Kallas stated that the package would target 105 additional shadow fleet ships, their enablers, and limit Russian banks’ access to funding.
An import ban has also been introduced for refined petroleum products made from Russian crude oil in third countries, as part of a further effort to throttle Moscow’s economy.
However, Russia has so far managed to sell most of its oil above the previous price cap, as the current mechanism makes it unclear who is supposed to police its implementation.

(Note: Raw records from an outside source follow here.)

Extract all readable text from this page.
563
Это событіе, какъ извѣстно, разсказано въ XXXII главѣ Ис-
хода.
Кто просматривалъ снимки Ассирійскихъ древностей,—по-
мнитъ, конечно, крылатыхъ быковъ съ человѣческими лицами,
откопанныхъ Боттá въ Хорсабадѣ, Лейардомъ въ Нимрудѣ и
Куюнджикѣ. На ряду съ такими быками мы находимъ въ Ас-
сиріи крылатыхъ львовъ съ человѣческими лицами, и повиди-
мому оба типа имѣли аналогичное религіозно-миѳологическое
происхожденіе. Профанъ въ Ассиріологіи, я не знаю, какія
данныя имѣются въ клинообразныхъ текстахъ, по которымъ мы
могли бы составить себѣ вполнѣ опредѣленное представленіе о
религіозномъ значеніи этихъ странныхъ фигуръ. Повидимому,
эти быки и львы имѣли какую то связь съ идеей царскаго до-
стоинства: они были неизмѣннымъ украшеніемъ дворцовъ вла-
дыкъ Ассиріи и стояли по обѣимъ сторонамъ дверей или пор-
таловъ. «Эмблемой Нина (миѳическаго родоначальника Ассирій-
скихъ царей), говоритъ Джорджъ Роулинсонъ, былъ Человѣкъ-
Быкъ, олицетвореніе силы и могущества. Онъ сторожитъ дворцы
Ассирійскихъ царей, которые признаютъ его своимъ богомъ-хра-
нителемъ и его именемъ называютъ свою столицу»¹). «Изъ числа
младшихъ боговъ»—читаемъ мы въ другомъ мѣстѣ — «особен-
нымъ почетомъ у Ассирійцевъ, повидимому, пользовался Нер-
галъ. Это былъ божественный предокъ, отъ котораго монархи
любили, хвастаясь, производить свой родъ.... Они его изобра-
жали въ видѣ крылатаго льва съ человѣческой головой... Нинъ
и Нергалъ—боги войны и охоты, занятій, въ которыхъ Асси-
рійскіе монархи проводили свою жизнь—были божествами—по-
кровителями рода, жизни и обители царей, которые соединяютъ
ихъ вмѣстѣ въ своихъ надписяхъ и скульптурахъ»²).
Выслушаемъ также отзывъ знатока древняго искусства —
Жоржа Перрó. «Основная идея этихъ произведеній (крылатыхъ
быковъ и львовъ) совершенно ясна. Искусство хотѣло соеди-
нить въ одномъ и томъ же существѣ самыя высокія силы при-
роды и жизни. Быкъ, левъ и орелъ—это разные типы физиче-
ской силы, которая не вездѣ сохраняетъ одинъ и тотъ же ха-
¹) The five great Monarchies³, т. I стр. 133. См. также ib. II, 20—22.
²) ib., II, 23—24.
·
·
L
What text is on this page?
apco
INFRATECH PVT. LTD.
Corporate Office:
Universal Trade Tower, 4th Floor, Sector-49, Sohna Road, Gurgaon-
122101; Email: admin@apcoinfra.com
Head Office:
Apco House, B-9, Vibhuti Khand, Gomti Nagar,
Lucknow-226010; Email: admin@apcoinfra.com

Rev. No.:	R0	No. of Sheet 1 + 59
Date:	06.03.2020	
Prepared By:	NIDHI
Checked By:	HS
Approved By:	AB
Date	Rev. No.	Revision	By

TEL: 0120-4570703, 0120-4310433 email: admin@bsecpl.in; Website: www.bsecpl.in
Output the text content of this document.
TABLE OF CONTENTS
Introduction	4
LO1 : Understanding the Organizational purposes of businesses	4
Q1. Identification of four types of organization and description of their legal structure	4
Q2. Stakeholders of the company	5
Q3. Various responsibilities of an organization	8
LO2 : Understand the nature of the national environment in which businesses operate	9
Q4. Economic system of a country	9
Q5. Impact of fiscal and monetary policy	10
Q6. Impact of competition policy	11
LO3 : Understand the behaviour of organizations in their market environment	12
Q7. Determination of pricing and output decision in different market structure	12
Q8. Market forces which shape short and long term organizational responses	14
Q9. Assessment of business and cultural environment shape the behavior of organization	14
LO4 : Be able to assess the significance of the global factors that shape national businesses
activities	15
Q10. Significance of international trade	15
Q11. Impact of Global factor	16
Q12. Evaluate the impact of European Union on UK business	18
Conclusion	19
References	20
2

“Neither the price cap for Russian oil nor adding shadow fleet tankers on a sanction list managed to disrupt Russian oil exports so far, so the market remains skeptical of the impact of the latest sanctions,” UBS analyst Giovanni Staunovo recently said.
Zelenskyy also highlighted the EU’s decision to ban all transactions related to the Nord Stream gas pipelines, describing the construction of the network as part of Russian President Vladimir Putin’s “preparation for the full-scale war.”
Moscow responded to the new raft of sanctions by suggesting that they would not have a significant impact on Russia.
The European Union has imposed multiple rounds of sanctions on Moscow since it invaded Ukraine in February 2022.
Slovak Prime Minister Robert Fico and Hungarian Prime Minister Viktor Orban previously signaled that they would block future EU sanctions against Moscow, as both nations rely on Russian gas and oil supplies.
Nevertheless, the 19th round of EU sanctions is already underway, according to the Estonian Ministry of Foreign Affairs.
The new European sanctions came on the heels of a threat by U.S. President Donald Trump for harsher measures from across the Atlantic.
This has led Trump to say he is considering throwing his support behind a bill sponsored by Sen. Lindsey Graham (R-S.C.) that would impose sweeping sanctions on Russia, including 500 percent tariffs on countries still buying Russian oil, gas, uranium, and other exports. The bill is currently working its way through the U.S. Senate and could be debated later this month, according to Senate Majority Leader John Thune (R-S.D.).
Secondary tariffs are a newer form of economic action that entail a duty imposed on goods coming from third-party countries that trade with countries sanctioned by the United States.